What this means is that our current unit test builds are uploaded to a web server along with all their unit tests. Another machine will then download the build and tests, and run various test suites on them.
Splitting up the tests this way allows us to run the test suites in parallel, so the mochitest suite will run on one machine, and all the other suites will be run on another machine (this group of tests is creatively named 'everythingelse' on Tinderbox).
Splitting up the tests is a critical step towards reducing our end-to-end time, which is the total time elapsed between when a change is pushed into one of the source repositories, and when all of the results from that build are available. Up until now, you had to wait for all the test suites to be completed in sequence, which could take over an hour in total. Now that we can split the tests up, the wait time is determined by the longest test suite. The mochitest suite is currently the biggest chunk here, taking somewhere around 35 minutes to complete, and all of the other tests combined take around 20 minutes. One of the next steps for us to do is to look at splitting up the mochitests into smaller pieces.
For the time being, we will continue to run the existing unit tests on the same machine that is creating the build.
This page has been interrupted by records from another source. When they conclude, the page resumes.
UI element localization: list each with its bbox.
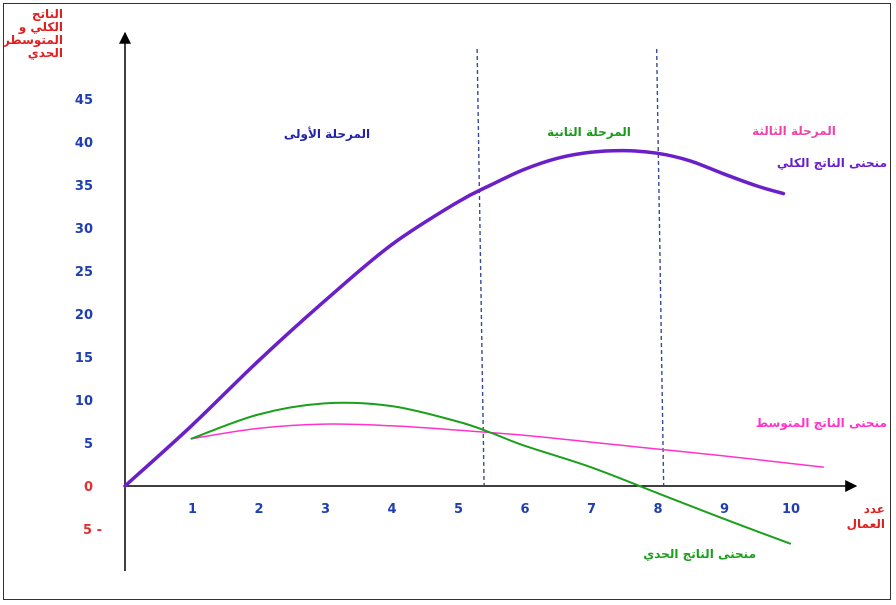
x-tick-label: 3 — [321, 502, 330, 517]
chart-frame: 45 40 35 30 25 20 15 10 5 0 5 -1 2 3 4 5 6 7 8 9 10 الناتج ال… — [3, 3, 891, 600]
x-tick-label: 1 — [188, 502, 197, 517]
stage-label-2: المرحلة الثانية — [547, 125, 631, 139]
y-tick-label: 5 — [84, 437, 93, 452]
y-tick-label: 35 — [75, 179, 93, 194]
average-product-curve — [190, 423, 825, 468]
y-tick-label: 40 — [75, 136, 93, 151]
y-axis-title-line: المتوسطر — [4, 33, 63, 48]
x-tick-label: 2 — [254, 502, 263, 517]
x-tick-label: 8 — [653, 502, 662, 517]
series-label-1: منحنى الناتج الكلي — [777, 156, 887, 170]
y-axis-title-line: الناتج — [32, 7, 63, 21]
stage-divider-1 — [476, 48, 485, 486]
x-tick-label: 5 — [454, 502, 463, 517]
series-label-2: منحنى الناتج المتوسط — [756, 416, 887, 431]
y-tick-label: 25 — [75, 265, 93, 280]
y-tick-label: 30 — [75, 222, 93, 237]
y-tick-label: 5 - — [83, 523, 102, 538]
y-tick-label: 20 — [75, 308, 93, 323]
y-axis-title-line: الكلي و — [18, 20, 63, 35]
x-axis-title-line: عدد — [864, 502, 885, 516]
x-tick-label: 10 — [782, 502, 800, 517]
x-axis-title-line: العمال — [847, 517, 885, 531]
y-tick-label: 0 — [84, 480, 93, 495]
x-tick-label: 9 — [720, 502, 729, 517]
marginal-product-curve — [190, 401, 791, 545]
stage-divider-2 — [655, 48, 665, 486]
stage-label-1: المرحلة الأولى — [284, 126, 370, 142]
stage-label-3: المرحلة الثالثة — [752, 124, 836, 138]
y-axis-title-line: الحدي — [28, 46, 63, 60]
x-tick-label: 7 — [587, 502, 596, 517]
total-product-curve — [123, 148, 786, 488]
x-tick-label: 6 — [520, 502, 529, 517]
y-tick-label: 15 — [75, 351, 93, 366]
x-tick-label: 4 — [387, 502, 396, 517]
y-tick-label: 10 — [75, 394, 93, 409]
series-label-3: منحنى الناتج الحدي — [643, 547, 756, 561]
y-tick-label: 45 — [75, 93, 93, 108]
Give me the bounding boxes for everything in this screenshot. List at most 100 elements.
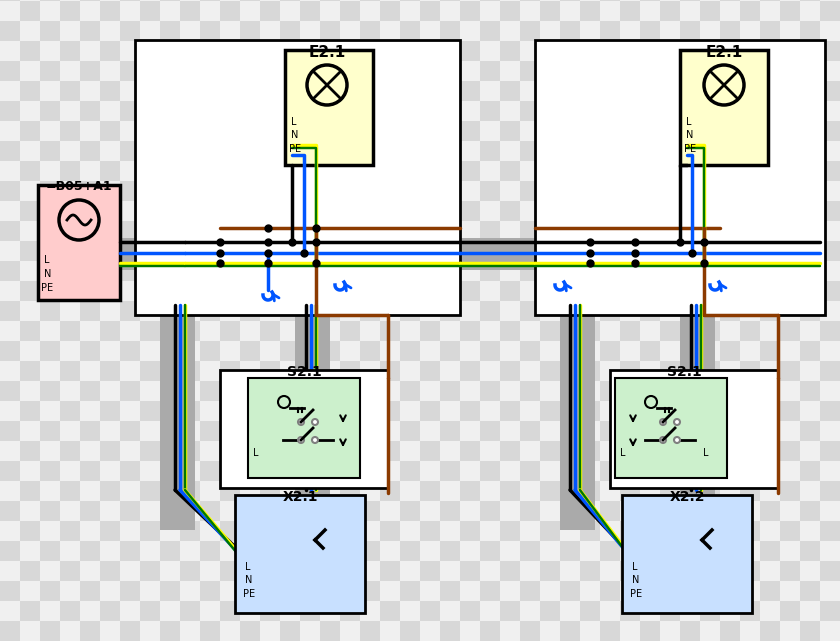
Bar — [0, 81, 20, 101]
Text: PE: PE — [289, 144, 301, 154]
Bar — [400, 301, 420, 321]
Text: S2.1: S2.1 — [286, 365, 322, 379]
Bar — [620, 581, 640, 601]
Bar — [420, 61, 440, 81]
Bar — [140, 601, 160, 621]
Bar — [600, 581, 620, 601]
Bar — [380, 601, 400, 621]
Bar — [160, 581, 180, 601]
Bar — [160, 121, 180, 141]
Bar — [20, 1, 40, 21]
Bar — [140, 421, 160, 441]
Bar — [120, 161, 140, 181]
Bar — [460, 421, 480, 441]
Bar — [780, 521, 800, 541]
Bar — [440, 181, 460, 201]
Bar — [600, 541, 620, 561]
Bar — [700, 221, 720, 241]
Bar — [360, 101, 380, 121]
Bar — [460, 241, 480, 261]
Bar — [220, 161, 240, 181]
Bar — [640, 441, 660, 461]
Bar — [260, 161, 280, 181]
Bar — [580, 401, 600, 421]
Bar — [80, 141, 100, 161]
Bar — [20, 341, 40, 361]
Bar — [60, 81, 80, 101]
Bar — [600, 181, 620, 201]
Bar — [820, 41, 840, 61]
Bar — [560, 141, 580, 161]
Bar — [820, 381, 840, 401]
Bar — [0, 221, 20, 241]
Bar — [560, 221, 580, 241]
Bar — [400, 101, 420, 121]
Bar — [180, 321, 200, 341]
Bar — [180, 261, 200, 281]
Bar — [60, 401, 80, 421]
Bar — [420, 341, 440, 361]
Bar — [60, 361, 80, 381]
Bar — [600, 441, 620, 461]
Bar — [200, 221, 220, 241]
Bar — [680, 241, 700, 261]
Text: N: N — [245, 575, 252, 585]
Bar — [680, 221, 700, 241]
Bar — [400, 461, 420, 481]
Bar — [340, 381, 360, 401]
Bar — [620, 261, 640, 281]
Bar — [700, 601, 720, 621]
Bar — [40, 461, 60, 481]
Bar — [20, 141, 40, 161]
Bar — [80, 261, 100, 281]
Bar — [560, 361, 580, 381]
Bar — [700, 261, 720, 281]
Bar — [20, 181, 40, 201]
Bar — [380, 21, 400, 41]
Bar — [580, 1, 600, 21]
Bar — [220, 141, 240, 161]
Bar — [360, 461, 380, 481]
Bar — [360, 141, 380, 161]
Bar — [400, 81, 420, 101]
Bar — [60, 221, 80, 241]
Bar — [640, 621, 660, 641]
Bar — [660, 121, 680, 141]
Bar — [680, 61, 700, 81]
Bar — [0, 481, 20, 501]
Bar — [160, 321, 180, 341]
Bar — [260, 561, 280, 581]
Bar — [560, 421, 580, 441]
Bar — [200, 301, 220, 321]
Bar — [0, 201, 20, 221]
Bar — [460, 521, 480, 541]
Bar — [260, 21, 280, 41]
Bar — [280, 181, 300, 201]
Bar — [220, 281, 240, 301]
Bar — [0, 621, 20, 641]
Bar — [320, 161, 340, 181]
Bar — [220, 261, 240, 281]
Bar — [440, 261, 460, 281]
Bar — [820, 1, 840, 21]
Bar — [180, 221, 200, 241]
Bar — [220, 341, 240, 361]
Bar — [780, 581, 800, 601]
Bar — [640, 401, 660, 421]
Bar — [100, 621, 120, 641]
Bar — [140, 521, 160, 541]
Bar — [760, 241, 780, 261]
Bar — [320, 0, 340, 1]
Bar — [240, 441, 260, 461]
Bar — [300, 421, 320, 441]
Bar — [420, 381, 440, 401]
Bar — [600, 61, 620, 81]
Bar — [400, 581, 420, 601]
Bar — [780, 261, 800, 281]
Bar — [0, 341, 20, 361]
Bar — [780, 21, 800, 41]
Bar — [280, 121, 300, 141]
Bar — [440, 501, 460, 521]
Bar — [680, 121, 700, 141]
Bar — [80, 501, 100, 521]
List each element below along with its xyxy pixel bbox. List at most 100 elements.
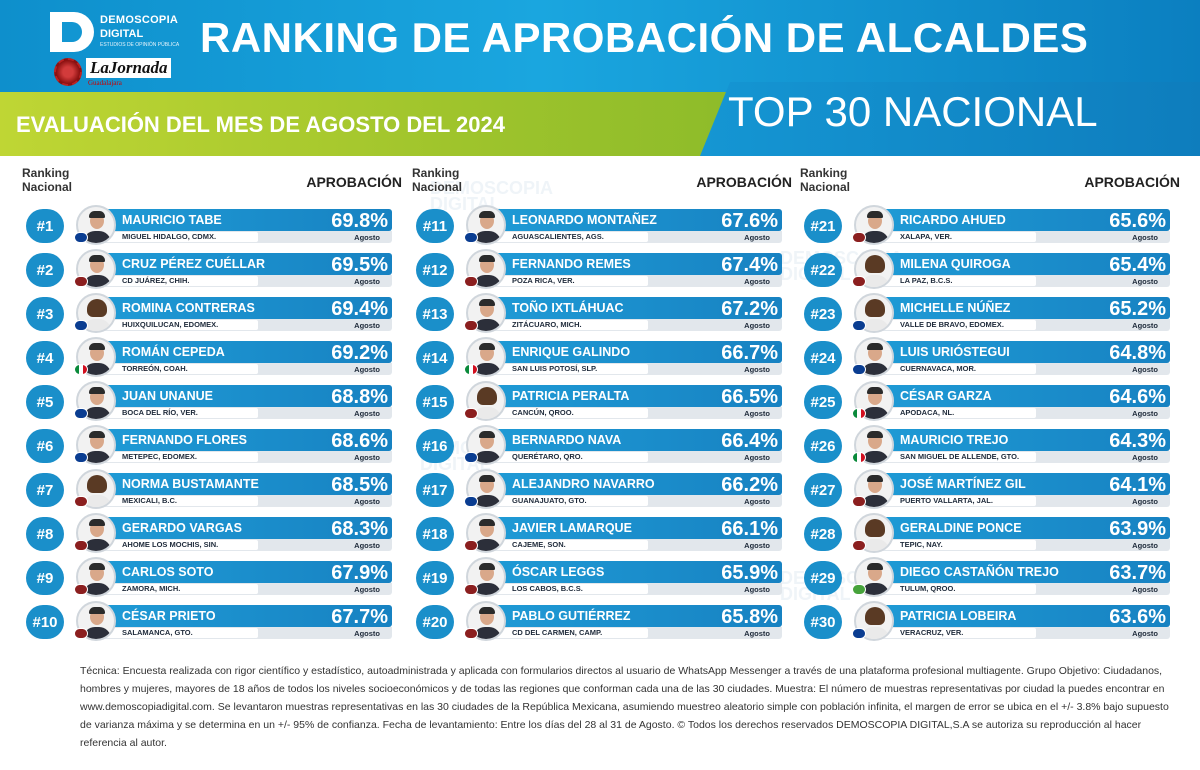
ranking-row: #29 DIEGO CASTAÑÓN TREJO TULUM, QROO. 63.7%… — [800, 556, 1180, 600]
rank-badge: #19 — [416, 561, 454, 595]
approval-percent: 64.1% — [1109, 474, 1166, 496]
party-logo-icon — [464, 320, 478, 331]
mayor-name: JOSÉ MARTÍNEZ GIL — [900, 477, 1026, 491]
city-name: MIGUEL HIDALGO, CDMX. — [122, 232, 217, 241]
rank-badge: #15 — [416, 385, 454, 419]
score-bar — [870, 209, 1170, 231]
ranking-label: Ranking Nacional — [412, 166, 463, 194]
party-logo-icon — [464, 584, 478, 595]
rank-badge: #14 — [416, 341, 454, 375]
demoscopia-d-icon — [50, 12, 94, 52]
approval-percent: 64.6% — [1109, 386, 1166, 408]
header-green-band — [0, 92, 760, 156]
ranking-row: #2 CRUZ PÉREZ CUÉLLAR CD JUÁREZ, CHIH. 69.5… — [22, 248, 402, 292]
score-bar — [870, 341, 1170, 363]
score-bar — [92, 561, 392, 583]
mayor-name: PATRICIA PERALTA — [512, 389, 630, 403]
party-logo-icon — [464, 408, 478, 419]
approval-percent: 67.6% — [721, 210, 778, 232]
approval-percent: 65.8% — [721, 606, 778, 628]
ranking-row: #28 GERALDINE PONCE TEPIC, NAY. 63.9% Agosto — [800, 512, 1180, 556]
approval-percent: 66.1% — [721, 518, 778, 540]
ranking-row: #27 JOSÉ MARTÍNEZ GIL PUERTO VALLARTA, JAL… — [800, 468, 1180, 512]
header: DEMOSCOPIA DIGITAL ESTUDIOS DE OPINIÓN P… — [0, 0, 1200, 160]
city-name: SAN LUIS POTOSÍ, SLP. — [512, 364, 598, 373]
rank-badge: #18 — [416, 517, 454, 551]
score-bar — [870, 561, 1170, 583]
approval-percent: 64.3% — [1109, 430, 1166, 452]
city-pill — [488, 408, 648, 418]
city-pill — [876, 408, 1036, 418]
mayor-name: ROMÁN CEPEDA — [122, 345, 225, 359]
ranking-row: #16 BERNARDO NAVA QUERÉTARO, QRO. 66.4% Agos… — [412, 424, 792, 468]
mayor-name: ROMINA CONTRERAS — [122, 301, 255, 315]
ranking-row: #20 PABLO GUTIÉRREZ CD DEL CARMEN, CAMP. 65… — [412, 600, 792, 644]
city-pill — [98, 584, 258, 594]
mayor-name: CÉSAR GARZA — [900, 389, 992, 403]
city-name: POZA RICA, VER. — [512, 276, 575, 285]
city-pill — [98, 408, 258, 418]
rank-badge: #28 — [804, 517, 842, 551]
month-label: Agosto — [354, 233, 380, 242]
month-label: Agosto — [354, 321, 380, 330]
score-bar — [482, 605, 782, 627]
ranking-row: #13 TOÑO IXTLÁHUAC ZITÁCUARO, MICH. 67.2% Ag… — [412, 292, 792, 336]
ranking-row: #14 ENRIQUE GALINDO SAN LUIS POTOSÍ, SLP. 6… — [412, 336, 792, 380]
party-logo-icon — [74, 232, 88, 243]
month-label: Agosto — [744, 585, 770, 594]
approval-percent: 67.7% — [331, 606, 388, 628]
party-logo-icon — [464, 232, 478, 243]
city-pill — [488, 232, 648, 242]
party-logo-icon — [74, 496, 88, 507]
month-label: Agosto — [744, 541, 770, 550]
city-name: APODACA, NL. — [900, 408, 955, 417]
logo-line2: DIGITAL — [100, 28, 144, 40]
mayor-name: JUAN UNANUE — [122, 389, 213, 403]
month-label: Agosto — [354, 629, 380, 638]
avatar — [466, 337, 506, 377]
demoscopia-logo: DEMOSCOPIA DIGITAL ESTUDIOS DE OPINIÓN P… — [48, 8, 198, 88]
logo-line3: ESTUDIOS DE OPINIÓN PÚBLICA — [100, 42, 180, 48]
mayor-name: MAURICIO TREJO — [900, 433, 1009, 447]
avatar — [76, 513, 116, 553]
mayor-name: ÓSCAR LEGGS — [512, 565, 605, 579]
party-logo-icon — [464, 540, 478, 551]
ranking-column-3: Ranking Nacional APROBACIÓN #21 RICARDO AHUE… — [800, 166, 1180, 644]
approval-percent: 69.5% — [331, 254, 388, 276]
ranking-row: #10 CÉSAR PRIETO SALAMANCA, GTO. 67.7% Agost… — [22, 600, 402, 644]
month-label: Agosto — [1132, 497, 1158, 506]
city-name: SAN MIGUEL DE ALLENDE, GTO. — [900, 452, 1020, 461]
approval-percent: 69.8% — [331, 210, 388, 232]
city-pill — [876, 452, 1036, 462]
mayor-name: MAURICIO TABE — [122, 213, 222, 227]
ranking-row: #11 LEONARDO MONTAÑEZ AGUASCALIENTES, AGS.… — [412, 204, 792, 248]
rank-badge: #13 — [416, 297, 454, 331]
ranking-label: Ranking Nacional — [22, 166, 73, 194]
approval-percent: 63.9% — [1109, 518, 1166, 540]
score-bar — [92, 605, 392, 627]
month-label: Agosto — [744, 453, 770, 462]
approval-percent: 64.8% — [1109, 342, 1166, 364]
partner-logo: LaJornada — [86, 58, 172, 78]
avatar — [466, 601, 506, 641]
ranking-row: #17 ALEJANDRO NAVARRO GUANAJUATO, GTO. 66.2… — [412, 468, 792, 512]
ranking-row: #9 CARLOS SOTO ZAMORA, MICH. 67.9% Agosto — [22, 556, 402, 600]
approval-percent: 66.5% — [721, 386, 778, 408]
city-name: AGUASCALIENTES, AGS. — [512, 232, 604, 241]
score-bar — [482, 517, 782, 539]
score-bar — [870, 473, 1170, 495]
rank-badge: #1 — [26, 209, 64, 243]
score-bar — [482, 385, 782, 407]
score-bar — [482, 341, 782, 363]
mayor-name: TOÑO IXTLÁHUAC — [512, 301, 624, 315]
party-logo-icon — [852, 276, 866, 287]
month-label: Agosto — [354, 409, 380, 418]
month-label: Agosto — [354, 365, 380, 374]
header-blue-tab — [700, 82, 1200, 156]
score-bar — [92, 517, 392, 539]
party-logo-icon — [852, 452, 866, 463]
rank-badge: #26 — [804, 429, 842, 463]
party-logo-icon — [852, 320, 866, 331]
approval-percent: 65.4% — [1109, 254, 1166, 276]
month-label: Agosto — [744, 277, 770, 286]
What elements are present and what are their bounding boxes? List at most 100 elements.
This is so that we can make sure that running tests on the packaged builds is giving us the same results (there are already some known differences: bug 491675, bug 475383)
Parallelizing the unit tests, and the infrastructure required to run them, is the first step towards achieving a few important goals.
Reducing end-to-end time.
Running unit tests on debug, as well as on optimized builds. Once we've got both of these going, we can turn off the builds that are currently done solely to be able to run tests on them.
Running unit tests on the same build multiple times, to help isolate intermittent test failures.
All of the gory details can be found in bug 383136.